Variations in the formation and branching pattern of brachial plexus and the nerves supplying upper limb are common and they are reported since 19th century [2]. Anatomical variations of peripheral nerves are important to medical staff especially to orthopedic surgeons, neurophysicians, physiotherapist and radiologists. Such comprehension is useful in nerve grafting, neurophysiological evaluation for diagnosing peripheral neuropathies. Present variation was observed during routine dissection at the Department of Anatomy, Jawaharlal Nehru Medical College.

Case Report

In an adult male cadaver MN was seen to be different from its usual course. In the right upper limb, a branch of MN represents MCN. The motor branches to the muscles of anterior compartment of the right upper arm (i.e. coracobrachialis, biceps brachii, brachialis) found to arise from the branch of the right MN (Figure 1) and the same continued as the lateral cutaneous nerve of forearm. This branch was not passing through coracobrachialis muscle. When traced upwards, the fibers were found to be coming from the lateral root of MN. Left sided structures were as usual.

anatomical-variations-Dissection-axilla

Figure 1: Dissection of the axilla and anterior compartment of arm showing the variation of musculocutaneous and median nerves. (MN: median nerve; CB: coracobrachialis muscle; BB: biceps brachii muscle; BRC: brachialis muscle; 1: branch to coracobrachialis; 2: branch to biceps brachii; 3: branch to brachialis; 4: lateral cutaneous nerve of forearm)

Discussion

Variants of branching pattern of MCN and MN have been well described by many authors [3,4]. Le Minor (1992) classified these variations in to five types [5]. Type 1: no communication between the MN and MCN; type 2: the fibers of medial root of MN pass through the MCN and join the MN in the middle of the arm; type 3: fibers of the lateral root of the MN pass through the MCN and after some distance leave it to form lateral root of MN; type 4: the MCN fibers join the lateral root of the MN and after some distance the MCN arise from the MN; type 5: The MCN is absent and the entire fibers of MCN pass through lateral root of MN and fibers to the muscles supplied by MCN branch out directly from MN. In this type the MCN does not pierce the coracobrachialis muscle. Present finding indicated presence of Le Minor type V variant. Other classification for variations is suggested by Venieratos and Anangnostopoulou (1998) in relation to coracobrachialis muscle [6]. Type I: communication is proximal to coracobrachialis muscle; type II: communication is distal to muscle; type III: neither the nerve nor the communicating branch pierce the coracobrachialis muscle. The present variation did not coincide with any of Venieratos’s classification.

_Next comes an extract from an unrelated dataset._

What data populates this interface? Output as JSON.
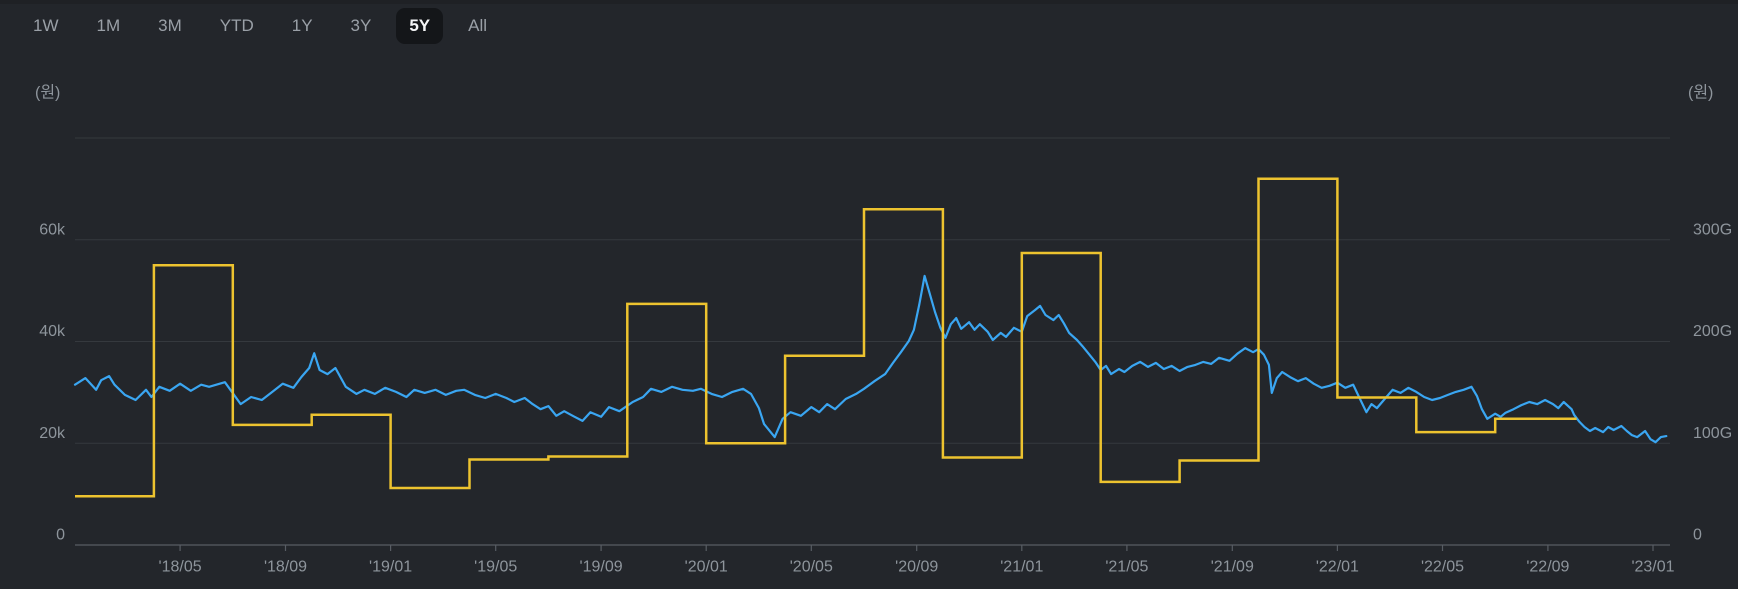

The existence of this variation described in our case report may be attributed to the random factors influencing the mechanism of formation of limb muscles and the peripheral nerves during embryonic life. In the context that ontogeny recapitulates phylogeny; it is possible that the variation seen in the current study is the result of developmental anomaly. In human being forelimb muscles develops from mesenchyme of paraxial mesoderm in the fifth week of intrauterine life [7]. Regional expression of five Hox D (Hox D 1 to Hox D 5) genes is responsible for upper limb development [8]. The motor axons arrive at the base of limb bud; they mix to form brachial plexus in upper limb. The growth cones of axons continue in the limb bud [7]. The guidance of the developing axons is regulated by the expression of chemo-attractants and chemo-repulsunt in highly coordinated sight specific fission. The tropic substances attract the correct growth cones or support the viability of the growth cones that happen to take the right path. Tropic substances include brain-derived neurotropic growth factor, c-kit ligand, neutrin-1, neutrin-2, etc. [9]. Significant variations in nerve pattern may be result of altered signaling between mesenchymal cells and neuronal growth cones or circulatory factors at the time of fission of brachial plexus cords.

Clinical Significance

Meticulous knowledge of possible variations of MCN and the MN may endow with valuable help in the management of traumatology of shoulder joint and arm as well as in circumventing iatrogenic damage during repair operations of these regions.